Who's this? It's a photo of Barack Obama fused with some of Ronald Reagan's features. (Original image by Pete Souza, CC BY 3.0. Image fusion by Martin Benning, Michael Möller, Raz Z. Nossek, Martin Burger, Daniel Cremers, Guy Gilboa, and Carola-Bibiane Schönlieb.)

 

Meanwhile underground in the GK Batchelor Laboratory visitors had the chance to learn about the topics studied by some of Cambridge's applied mathematicians through a huge range of hands-on fluid dynamics experiments.They were invited to play with alien custard: a cornflour/water solution that, thanks to its non-Newtonian behaviour, writhes, dances and threatens to escape when placed on a functioning loudspeaker. The bewitching motion of granular flows was on display, revealing the mechanisms behind the movements of sand dunes and the dangers of avalanches, and visitors created vortices in tanks, dropped water bombs, made sharks swim in the air and flew planes underwater.

Dr Julia Gog, Reader in Mathematical Biology, talked to over 150 people about "Maths v Disease" in a packed public lecture. Visitors could also explore the potential spread of infectious diseases using Lego with the Disease Dynamics Group. They created their own balloon inflating universes and had a very rare chance to visit the COSMOS supercomputer with the Relativity and Gravitation group and Centre for Theoretical Cosmology. There were also fascinating demonstrations from the Astrophysical Fluid Dynamics Group, whose tools ranged from cutting edge movie simulations to musical beer bottles used to illustrate ideas such as astroseismology - the study of acoustic waves in the interior of stars. Marshmallow catapults were fired on the lawn, and visitors could explore the beauty of number theory through noticing number patterns with Professor Martin Hyland, and playing the factors and multiples game (you can have a go at a similar game yourself).

Communication, passion and inspiration

The scale of the Science Festival event is a clear demonstration of the importance the Faculty places on public engagement as part of its remit. Cambridge mathematicians are well known for their enthusiastic commitment to communicating to wider audiences, including talks at music festivals, popular lectures, a steady stream of popular science books and regular appearances on radio and television to explain the mathematics behind current events.

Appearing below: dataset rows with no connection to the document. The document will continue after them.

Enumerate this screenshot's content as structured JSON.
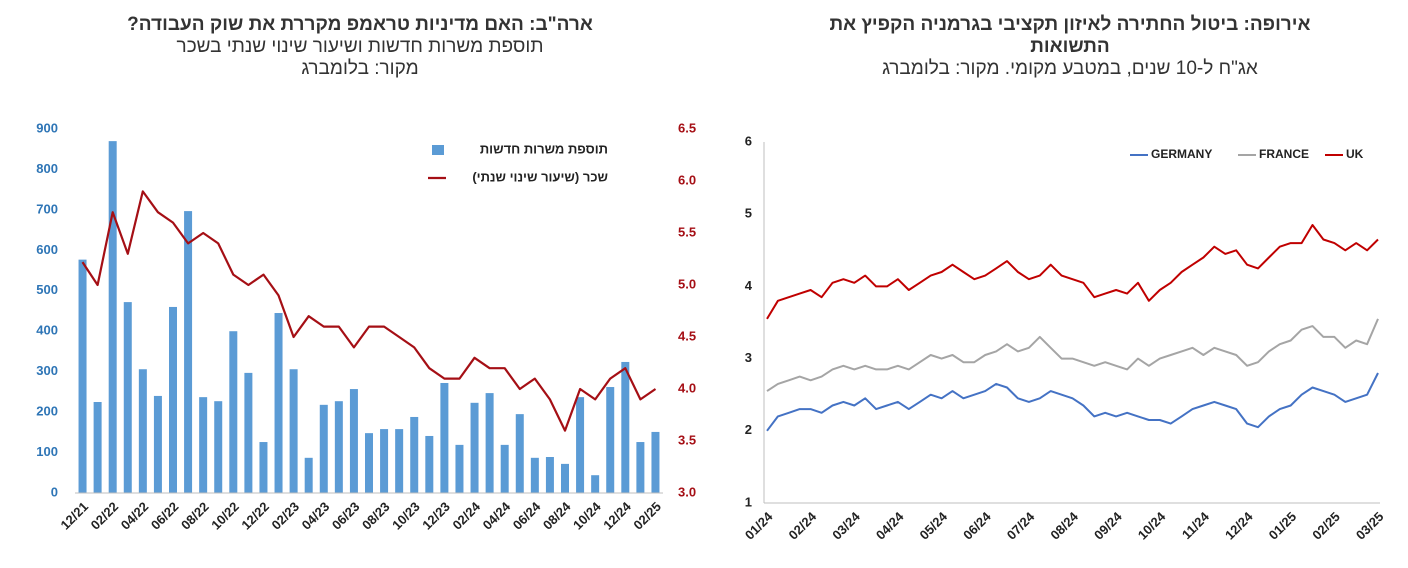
{
  "chart_data": [
    {
      "type": "bar-line",
      "title": "ארה\"ב: האם מדיניות טראמפ מקררת את שוק העבודה?",
      "subtitle": "תוספת משרות חדשות ושיעור שינוי שנתי בשכר",
      "source": "מקור: בלומברג",
      "categories": [
        "12/21",
        null,
        "02/22",
        null,
        "04/22",
        null,
        "06/22",
        null,
        "08/22",
        null,
        "10/22",
        null,
        "12/22",
        null,
        "02/23",
        null,
        "04/23",
        null,
        "06/23",
        null,
        "08/23",
        null,
        "10/23",
        null,
        "12/23",
        null,
        "02/24",
        null,
        "04/24",
        null,
        "06/24",
        null,
        "08/24",
        null,
        "10/24",
        null,
        "12/24",
        null,
        "02/25"
      ],
      "series": [
        {
          "name": "תוספת משרות חדשות",
          "color": "#5b9bd5",
          "kind": "bar",
          "values": [
            577,
            225,
            870,
            472,
            306,
            240,
            460,
            697,
            237,
            227,
            400,
            297,
            126,
            445,
            306,
            87,
            218,
            227,
            257,
            148,
            158,
            158,
            188,
            141,
            272,
            119,
            223,
            247,
            119,
            195,
            87,
            89,
            72,
            237,
            44,
            262,
            324,
            126,
            151
          ]
        },
        {
          "name": "שכר (שיעור שינוי שנתי)",
          "color": "#a50f15",
          "kind": "line",
          "axis": "y2",
          "values": [
            5.22,
            5.0,
            5.7,
            5.3,
            5.9,
            5.7,
            5.6,
            5.4,
            5.5,
            5.4,
            5.1,
            5.0,
            5.1,
            4.9,
            4.5,
            4.7,
            4.6,
            4.6,
            4.4,
            4.6,
            4.6,
            4.5,
            4.4,
            4.2,
            4.1,
            4.1,
            4.3,
            4.2,
            4.2,
            4.0,
            4.1,
            3.9,
            3.6,
            4.0,
            3.9,
            4.1,
            4.2,
            3.9,
            4.0
          ]
        }
      ],
      "ylim": [
        0,
        900
      ],
      "yticks": [
        0,
        100,
        200,
        300,
        400,
        500,
        600,
        700,
        800,
        900
      ],
      "y2lim": [
        3,
        6.5
      ],
      "y2ticks": [
        {
          "value": 3,
          "label": "3.0"
        },
        3.5,
        {
          "value": 4,
          "label": "4.0"
        },
        4.5,
        {
          "value": 5,
          "label": "5.0"
        },
        5.5,
        {
          "value": 6,
          "label": "6.0"
        },
        6.5
      ]
    },
    {
      "type": "line",
      "title": "אירופה: ביטול החתירה לאיזון תקציבי בגרמניה הקפיץ את התשואות",
      "subtitle": "אג\"ח ל-10 שנים, במטבע מקומי. מקור: בלומברג",
      "categories": [
        "01/24",
        null,
        null,
        null,
        "02/24",
        null,
        null,
        null,
        "03/24",
        null,
        null,
        null,
        "04/24",
        null,
        null,
        null,
        "05/24",
        null,
        null,
        null,
        "06/24",
        null,
        null,
        null,
        "07/24",
        null,
        null,
        null,
        "08/24",
        null,
        null,
        null,
        "09/24",
        null,
        null,
        null,
        "10/24",
        null,
        null,
        null,
        "11/24",
        null,
        null,
        null,
        "12/24",
        null,
        null,
        null,
        "01/25",
        null,
        null,
        null,
        "02/25",
        null,
        null,
        null,
        "03/25"
      ],
      "series": [
        {
          "name": "GERMANY",
          "color": "#4472c4",
          "values": [
            2.0,
            2.2,
            2.25,
            2.3,
            2.3,
            2.25,
            2.35,
            2.4,
            2.35,
            2.45,
            2.3,
            2.35,
            2.4,
            2.3,
            2.4,
            2.5,
            2.45,
            2.55,
            2.45,
            2.5,
            2.55,
            2.65,
            2.6,
            2.45,
            2.4,
            2.45,
            2.55,
            2.5,
            2.45,
            2.35,
            2.2,
            2.25,
            2.2,
            2.25,
            2.2,
            2.15,
            2.15,
            2.1,
            2.2,
            2.3,
            2.35,
            2.4,
            2.35,
            2.3,
            2.1,
            2.05,
            2.2,
            2.3,
            2.35,
            2.5,
            2.6,
            2.55,
            2.5,
            2.4,
            2.45,
            2.5,
            2.8
          ]
        },
        {
          "name": "FRANCE",
          "color": "#a5a5a5",
          "values": [
            2.55,
            2.65,
            2.7,
            2.75,
            2.7,
            2.75,
            2.85,
            2.9,
            2.85,
            2.9,
            2.85,
            2.85,
            2.9,
            2.85,
            2.95,
            3.05,
            3.0,
            3.05,
            2.95,
            2.95,
            3.05,
            3.1,
            3.2,
            3.1,
            3.15,
            3.3,
            3.15,
            3.0,
            3.0,
            2.95,
            2.9,
            2.95,
            2.9,
            2.85,
            3.0,
            2.9,
            3.0,
            3.05,
            3.1,
            3.15,
            3.05,
            3.15,
            3.1,
            3.05,
            2.9,
            2.95,
            3.1,
            3.2,
            3.25,
            3.4,
            3.45,
            3.3,
            3.3,
            3.15,
            3.25,
            3.2,
            3.55
          ]
        },
        {
          "name": "UK",
          "color": "#c00000",
          "values": [
            3.55,
            3.8,
            3.85,
            3.9,
            3.95,
            3.85,
            4.05,
            4.1,
            4.05,
            4.15,
            4.0,
            4.0,
            4.1,
            3.95,
            4.05,
            4.15,
            4.2,
            4.3,
            4.2,
            4.1,
            4.15,
            4.25,
            4.35,
            4.2,
            4.1,
            4.15,
            4.3,
            4.15,
            4.1,
            4.05,
            3.85,
            3.9,
            3.95,
            3.9,
            4.05,
            3.8,
            3.95,
            4.05,
            4.2,
            4.3,
            4.4,
            4.55,
            4.45,
            4.5,
            4.3,
            4.25,
            4.4,
            4.55,
            4.6,
            4.6,
            4.85,
            4.65,
            4.6,
            4.5,
            4.6,
            4.5,
            4.65
          ]
        }
      ],
      "ylim": [
        1,
        6
      ],
      "yticks": [
        1,
        2,
        3,
        4,
        5,
        6
      ]
    }
  ]
}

The Faculty is also home to the biggest subject-specific outreach and education programme at the University, including Underground Mathematics, producing free resources to support A level mathematics, and the Millennium Mathematics Project (MMP), which reaches over 11 million users worldwide through its family of online maths education resources and engages thousands of students and teachers in face-to-face activities and events each year.

Events like the Maths Public Open Day allow postgraduate researchers to hone their skill at communicating their work to a wider audience, inspiring the next generation of mathematicians. As part of the two departments' commitment to developing effective transferable skills, the MMP runs public engagement training courses for the researchers and postgraduate students who produce exhibits, and also supports researchers by producing posters helping to give an insight into their work.

The success of this face-to-face engagement with the public was evident in the fact that the majority of visitors stayed for several hours: families were so captivated by the mathematics on offer at this year's Maths Public Open Day they were reluctant to leave at the end of the day!

"Of course it is hugely valuable that the public (of all ages!) can have direct access to researchers, engage in some of our hands-on activities and ask us questions," says Julia Gog. "But events like our Open Day are also valuable for the effect it has on us mathematicians and scientists: to discuss our ideas with a general audience. This makes us step back, for a moment, from our specialist communities and think broadly about what it is we are doing and why. This is really important, for us to keep a view of our work in a bigger picture."